The Mobile Cloud Era: “Desktops Re-imagined and Inspired by Mobility”

VMware is weaving together technologies that have the potential to upend traditional end user computing deployment environments. The company’s recent acquisitions (AirWatch, Desktone, and CloudVolumes) are demonstrative of the mobile cloud era that VMware sees us entering. VDC agrees, and we believe that we are in the early days of a coming disruption in IT service delivery and the way organizations provision and manage devices for their workforce.
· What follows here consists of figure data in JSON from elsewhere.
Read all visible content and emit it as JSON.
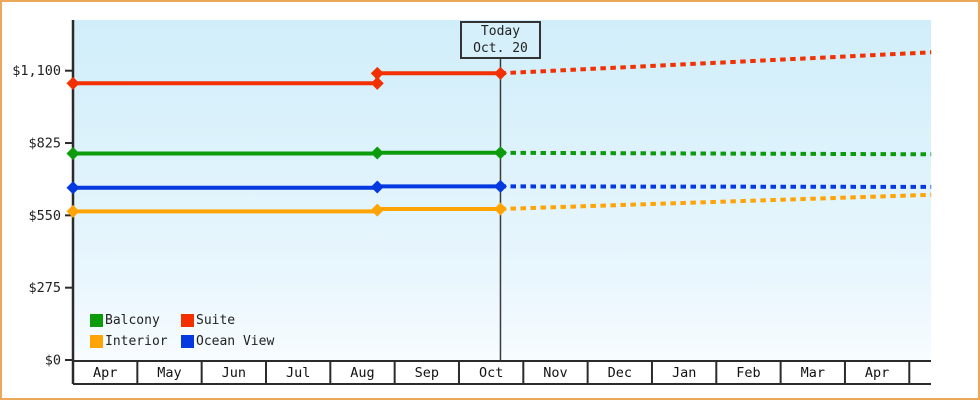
{
  "today_box": {
    "line1": "Today",
    "line2": "Oct. 20"
  },
  "legend": {
    "items": [
      {
        "label": "Balcony",
        "color": "#0b9b0b"
      },
      {
        "label": "Suite",
        "color": "#f23000"
      },
      {
        "label": "Interior",
        "color": "#ffa404"
      },
      {
        "label": "Ocean View",
        "color": "#0439e0"
      }
    ]
  },
  "chart_data": {
    "type": "line",
    "title": "",
    "x_axis": {
      "categories": [
        "Apr",
        "May",
        "Jun",
        "Jul",
        "Aug",
        "Sep",
        "Oct",
        "Nov",
        "Dec",
        "Jan",
        "Feb",
        "Mar",
        "Apr"
      ],
      "x_encoding": "x = months since April 1 (0=Apr ... 12=next Apr, 13.34 = plot right edge)"
    },
    "y_axis": {
      "ticks": [
        0,
        275,
        550,
        825,
        1100
      ],
      "tick_labels": [
        "$0",
        "$275",
        "$550",
        "$825",
        "$1,100"
      ],
      "range": [
        0,
        1295
      ],
      "unit": "USD"
    },
    "today_marker": {
      "label": "Today",
      "date": "Oct. 20",
      "x": 6.645
    },
    "grid": "off",
    "legend_position": "inside-bottom-left",
    "segment_meaning": {
      "solid": "price history up to today",
      "dashed": "projected price after today"
    },
    "series": [
      {
        "name": "Balcony",
        "color": "#0b9b0b",
        "solid": [
          [
            0,
            785
          ],
          [
            4.73,
            785
          ],
          [
            4.73,
            788
          ],
          [
            6.645,
            788
          ]
        ],
        "dashed": [
          [
            6.645,
            788
          ],
          [
            13.34,
            782
          ]
        ],
        "markers": [
          [
            0,
            785
          ],
          [
            4.73,
            787
          ],
          [
            6.645,
            788
          ]
        ]
      },
      {
        "name": "Suite",
        "color": "#f23000",
        "solid": [
          [
            0,
            1052
          ],
          [
            4.73,
            1052
          ],
          [
            4.73,
            1090
          ],
          [
            6.645,
            1090
          ]
        ],
        "dashed": [
          [
            6.645,
            1090
          ],
          [
            13.34,
            1170
          ]
        ],
        "markers": [
          [
            0,
            1052
          ],
          [
            4.73,
            1052
          ],
          [
            4.73,
            1090
          ],
          [
            6.645,
            1090
          ]
        ]
      },
      {
        "name": "Interior",
        "color": "#ffa404",
        "solid": [
          [
            0,
            565
          ],
          [
            4.73,
            565
          ],
          [
            4.73,
            574
          ],
          [
            6.645,
            574
          ]
        ],
        "dashed": [
          [
            6.645,
            574
          ],
          [
            13.34,
            628
          ]
        ],
        "markers": [
          [
            0,
            565
          ],
          [
            4.73,
            570
          ],
          [
            6.645,
            574
          ]
        ]
      },
      {
        "name": "Ocean View",
        "color": "#0439e0",
        "solid": [
          [
            0,
            655
          ],
          [
            4.73,
            655
          ],
          [
            4.73,
            660
          ],
          [
            6.645,
            660
          ]
        ],
        "dashed": [
          [
            6.645,
            660
          ],
          [
            13.34,
            658
          ]
        ],
        "markers": [
          [
            0,
            655
          ],
          [
            4.73,
            658
          ],
          [
            6.645,
            660
          ]
        ]
      }
    ]
  },
  "colors": {
    "frame_border": "#eba75a",
    "plot_bg_top": "#d0eefa",
    "plot_bg_bottom": "#f7fcff",
    "axis": "#2b2b2b",
    "text": "#222222"
  }
}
While the adoption of virtualization technologies like those from VMware is limited, the opportunities to provision applications both securely and on the fly is truly revolutionary and a realistic possibility ifVMware can integrate and evolve the technologies it has acquired. We see the opportunity for cost savings and the flexibility that VMware has the potential to offer giving the firm a notable opportunity moving forward. VMware’s vision of delivery innovation as a service – from the data center to the desktop and mobile applications –are now a possibility; time will tell if end users are ready for it.